Re: check this: more surveillance for fun and profit...

From: Michael S. Lorrey (
Date: Fri May 12 2000 - 08:38:42 MDT

"Michael S. Lorrey" wrote:

> Zero Powers wrote:
> >
> > Sounds like Mike Lorrey is going to need a *much* bigger gun :)
> Oh, an F-16 is pretty easy to hit at 3000 feet, thats only 1000 yards. I
> already have a rifle that could hit that target. What I need is a bigger
> warhead...

Besides, all I really need is some good jamming equipment, and maybe a laser

However, given knowledge of speed and altitude, its not hard to hit an aircraft
given practice, with a firearm. When I was in the Air Force, repairing bullet
damage from cattle ranchers in the western US was one of the big sheetmetal jobs
that the airframe troops had to deal with.

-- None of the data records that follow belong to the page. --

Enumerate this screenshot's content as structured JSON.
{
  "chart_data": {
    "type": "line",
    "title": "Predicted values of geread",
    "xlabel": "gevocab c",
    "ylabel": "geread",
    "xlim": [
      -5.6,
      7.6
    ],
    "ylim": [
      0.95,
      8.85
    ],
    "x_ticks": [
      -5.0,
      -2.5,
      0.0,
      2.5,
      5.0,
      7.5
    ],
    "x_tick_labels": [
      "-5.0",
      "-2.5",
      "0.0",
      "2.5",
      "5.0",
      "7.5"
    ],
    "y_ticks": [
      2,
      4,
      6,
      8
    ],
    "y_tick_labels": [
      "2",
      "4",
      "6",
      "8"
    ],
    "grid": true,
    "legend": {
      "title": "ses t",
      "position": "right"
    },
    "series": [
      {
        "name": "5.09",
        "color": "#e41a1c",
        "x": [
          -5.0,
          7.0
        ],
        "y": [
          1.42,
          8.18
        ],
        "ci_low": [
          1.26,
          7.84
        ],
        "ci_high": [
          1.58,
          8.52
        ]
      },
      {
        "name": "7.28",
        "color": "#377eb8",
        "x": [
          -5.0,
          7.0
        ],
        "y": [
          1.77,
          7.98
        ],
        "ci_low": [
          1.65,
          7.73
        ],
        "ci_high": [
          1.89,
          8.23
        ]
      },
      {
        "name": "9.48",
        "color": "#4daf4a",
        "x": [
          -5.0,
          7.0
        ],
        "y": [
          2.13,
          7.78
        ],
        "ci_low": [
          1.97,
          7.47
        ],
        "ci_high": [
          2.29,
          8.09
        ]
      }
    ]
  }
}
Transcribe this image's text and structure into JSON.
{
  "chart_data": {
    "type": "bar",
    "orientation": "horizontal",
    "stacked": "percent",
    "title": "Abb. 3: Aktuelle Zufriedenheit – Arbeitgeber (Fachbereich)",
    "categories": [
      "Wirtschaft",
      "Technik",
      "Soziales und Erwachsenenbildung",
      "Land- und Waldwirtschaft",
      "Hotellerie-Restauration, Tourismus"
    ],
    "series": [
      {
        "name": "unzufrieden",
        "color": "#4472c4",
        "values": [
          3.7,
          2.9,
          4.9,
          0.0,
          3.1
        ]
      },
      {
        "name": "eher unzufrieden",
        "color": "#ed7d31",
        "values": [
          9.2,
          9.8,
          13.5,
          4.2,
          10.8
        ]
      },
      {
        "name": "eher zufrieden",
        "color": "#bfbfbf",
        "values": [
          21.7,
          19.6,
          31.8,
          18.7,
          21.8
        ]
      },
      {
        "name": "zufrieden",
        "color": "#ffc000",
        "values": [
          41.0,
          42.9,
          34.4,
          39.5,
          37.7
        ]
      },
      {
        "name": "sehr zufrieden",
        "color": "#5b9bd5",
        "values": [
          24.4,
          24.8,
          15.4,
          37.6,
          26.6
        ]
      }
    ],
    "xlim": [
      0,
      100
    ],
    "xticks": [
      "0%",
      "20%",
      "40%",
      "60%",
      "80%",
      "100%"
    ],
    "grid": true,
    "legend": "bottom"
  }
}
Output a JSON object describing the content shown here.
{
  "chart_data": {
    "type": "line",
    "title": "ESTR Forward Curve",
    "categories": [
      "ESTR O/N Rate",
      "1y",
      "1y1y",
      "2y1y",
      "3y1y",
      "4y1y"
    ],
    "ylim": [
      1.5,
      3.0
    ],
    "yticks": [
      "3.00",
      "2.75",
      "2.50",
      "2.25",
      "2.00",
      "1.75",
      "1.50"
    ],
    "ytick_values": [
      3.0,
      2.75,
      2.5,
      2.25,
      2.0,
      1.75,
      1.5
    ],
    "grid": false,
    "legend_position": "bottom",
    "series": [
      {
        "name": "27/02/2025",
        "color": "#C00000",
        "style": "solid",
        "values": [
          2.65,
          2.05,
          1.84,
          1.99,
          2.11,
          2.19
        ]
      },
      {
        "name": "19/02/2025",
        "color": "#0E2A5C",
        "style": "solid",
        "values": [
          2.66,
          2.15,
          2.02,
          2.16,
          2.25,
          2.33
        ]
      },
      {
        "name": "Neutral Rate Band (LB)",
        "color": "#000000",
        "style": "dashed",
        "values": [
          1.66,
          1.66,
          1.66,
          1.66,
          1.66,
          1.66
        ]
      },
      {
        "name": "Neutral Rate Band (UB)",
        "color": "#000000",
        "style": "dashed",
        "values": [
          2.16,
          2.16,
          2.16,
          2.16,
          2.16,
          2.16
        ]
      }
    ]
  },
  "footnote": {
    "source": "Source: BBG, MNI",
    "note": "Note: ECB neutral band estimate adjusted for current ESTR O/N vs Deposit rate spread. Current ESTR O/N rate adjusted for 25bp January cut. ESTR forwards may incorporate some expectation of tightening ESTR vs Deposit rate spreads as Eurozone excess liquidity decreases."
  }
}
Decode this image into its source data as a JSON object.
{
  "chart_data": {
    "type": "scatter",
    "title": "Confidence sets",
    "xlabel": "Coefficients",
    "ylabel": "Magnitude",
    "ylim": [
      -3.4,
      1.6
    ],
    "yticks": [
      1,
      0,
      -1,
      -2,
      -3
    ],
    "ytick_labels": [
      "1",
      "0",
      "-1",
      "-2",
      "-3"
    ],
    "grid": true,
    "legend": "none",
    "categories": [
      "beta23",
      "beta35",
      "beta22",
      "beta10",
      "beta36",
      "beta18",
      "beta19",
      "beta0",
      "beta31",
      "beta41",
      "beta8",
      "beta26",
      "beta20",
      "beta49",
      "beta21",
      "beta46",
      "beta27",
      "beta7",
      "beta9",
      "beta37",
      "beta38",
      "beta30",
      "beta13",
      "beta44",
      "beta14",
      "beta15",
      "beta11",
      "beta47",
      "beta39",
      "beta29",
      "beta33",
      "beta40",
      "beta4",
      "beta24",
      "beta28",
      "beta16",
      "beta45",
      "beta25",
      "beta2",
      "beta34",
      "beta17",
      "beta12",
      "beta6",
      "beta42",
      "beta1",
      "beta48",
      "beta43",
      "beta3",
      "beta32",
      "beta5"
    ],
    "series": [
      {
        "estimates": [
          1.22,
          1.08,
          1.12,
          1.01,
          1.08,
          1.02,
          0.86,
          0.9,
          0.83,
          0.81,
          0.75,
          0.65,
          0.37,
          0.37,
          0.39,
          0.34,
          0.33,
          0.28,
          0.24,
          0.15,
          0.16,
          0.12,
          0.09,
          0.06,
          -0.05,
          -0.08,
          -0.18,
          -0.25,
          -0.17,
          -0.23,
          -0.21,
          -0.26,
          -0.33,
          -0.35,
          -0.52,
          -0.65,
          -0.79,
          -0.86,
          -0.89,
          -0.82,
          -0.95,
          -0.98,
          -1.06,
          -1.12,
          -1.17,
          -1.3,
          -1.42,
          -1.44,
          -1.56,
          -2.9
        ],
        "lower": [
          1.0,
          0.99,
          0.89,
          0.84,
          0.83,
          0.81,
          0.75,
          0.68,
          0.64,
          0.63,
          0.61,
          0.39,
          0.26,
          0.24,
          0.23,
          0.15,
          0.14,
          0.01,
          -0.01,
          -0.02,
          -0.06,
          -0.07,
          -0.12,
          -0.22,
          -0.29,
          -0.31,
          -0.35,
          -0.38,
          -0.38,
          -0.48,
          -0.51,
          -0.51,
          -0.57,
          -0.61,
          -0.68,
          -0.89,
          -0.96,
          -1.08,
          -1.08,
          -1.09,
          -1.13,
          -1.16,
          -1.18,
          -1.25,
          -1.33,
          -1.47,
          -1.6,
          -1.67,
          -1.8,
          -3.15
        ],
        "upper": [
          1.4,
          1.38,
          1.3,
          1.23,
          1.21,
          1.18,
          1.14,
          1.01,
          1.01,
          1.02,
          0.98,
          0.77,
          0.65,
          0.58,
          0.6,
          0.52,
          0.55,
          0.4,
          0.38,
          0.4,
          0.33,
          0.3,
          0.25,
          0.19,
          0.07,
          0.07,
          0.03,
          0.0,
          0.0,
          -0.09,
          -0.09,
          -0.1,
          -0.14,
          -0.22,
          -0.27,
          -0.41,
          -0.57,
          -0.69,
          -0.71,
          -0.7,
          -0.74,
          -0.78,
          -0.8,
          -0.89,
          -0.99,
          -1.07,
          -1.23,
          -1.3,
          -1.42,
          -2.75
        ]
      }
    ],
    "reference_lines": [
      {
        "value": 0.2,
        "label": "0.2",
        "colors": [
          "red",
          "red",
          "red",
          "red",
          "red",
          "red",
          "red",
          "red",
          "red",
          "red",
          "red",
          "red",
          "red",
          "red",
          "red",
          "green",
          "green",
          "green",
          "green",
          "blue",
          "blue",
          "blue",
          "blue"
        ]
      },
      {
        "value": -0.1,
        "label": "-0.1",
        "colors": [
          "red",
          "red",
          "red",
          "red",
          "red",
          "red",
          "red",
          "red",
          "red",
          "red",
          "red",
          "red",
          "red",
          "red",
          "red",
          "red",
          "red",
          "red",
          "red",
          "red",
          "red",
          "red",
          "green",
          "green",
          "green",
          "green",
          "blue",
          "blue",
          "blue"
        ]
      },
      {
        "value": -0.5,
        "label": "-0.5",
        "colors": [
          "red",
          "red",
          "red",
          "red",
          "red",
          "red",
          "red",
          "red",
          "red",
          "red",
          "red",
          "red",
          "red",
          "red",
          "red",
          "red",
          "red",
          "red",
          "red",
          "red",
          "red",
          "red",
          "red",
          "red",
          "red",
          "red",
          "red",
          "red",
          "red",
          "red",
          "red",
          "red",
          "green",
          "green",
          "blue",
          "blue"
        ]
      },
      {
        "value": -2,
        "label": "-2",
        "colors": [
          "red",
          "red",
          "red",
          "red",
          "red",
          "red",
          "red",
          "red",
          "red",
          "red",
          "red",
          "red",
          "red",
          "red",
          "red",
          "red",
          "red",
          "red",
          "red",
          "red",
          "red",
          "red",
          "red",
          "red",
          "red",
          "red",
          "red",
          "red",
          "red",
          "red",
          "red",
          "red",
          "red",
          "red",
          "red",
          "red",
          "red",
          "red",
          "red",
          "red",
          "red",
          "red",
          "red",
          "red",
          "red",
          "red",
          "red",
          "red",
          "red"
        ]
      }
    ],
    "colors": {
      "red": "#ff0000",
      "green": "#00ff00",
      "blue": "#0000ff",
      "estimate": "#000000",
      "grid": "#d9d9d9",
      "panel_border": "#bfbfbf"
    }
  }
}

FOr example: An F-16 is, as I recall, 47 feet long, or .0089 miles long. At 550
mph, it is traveling 806.6667 feet per second. A 150 grain bullet fired from my
bolt action .300 Win Mag Savage 110 Tactical rifle travels at about 3000 feet
per second. Assuming that it is a crossing shot, rather than a head on or tail
on shot (which are much easier), and assuming I want to hit the F-16 when it is
at a point tangential to me (i.e. the closest point in its path), I need to aim
roughly 16 plane lengths ahead of the craft, or else drift my sighting system so
the point of aim is that many plane lengths behind the point of fire. Getting it
precisely would require some more figuring, but all such results can be
tabletized, and were so by the NVA during Vietnam. There were a good number of
aircraft shot down by small arms fire.

Now, using leading techniques is not widely used with rifles, that is usually
used by shotgunners, but there have been some people who have taken the time and
are quite skilled at shooting flying objects with rifles. I recall that the
original Army test for the Browning Automatic Rifle (the BAR) back when involved
John Moses Browning hiring one man who was an exceptional sharpshooter. This
gentleman shot something like 75,000 1 inch blocks of wood out of the air
(typically thrown 50-100 feet in the air) straight over a period of several days
with that BAR (which is a really heavy gun with a serious kick to it). I think
he might have had something like a dozen misses or less in the entire string of
shots. The shooter claimed that he could teach anybody to shoot like that.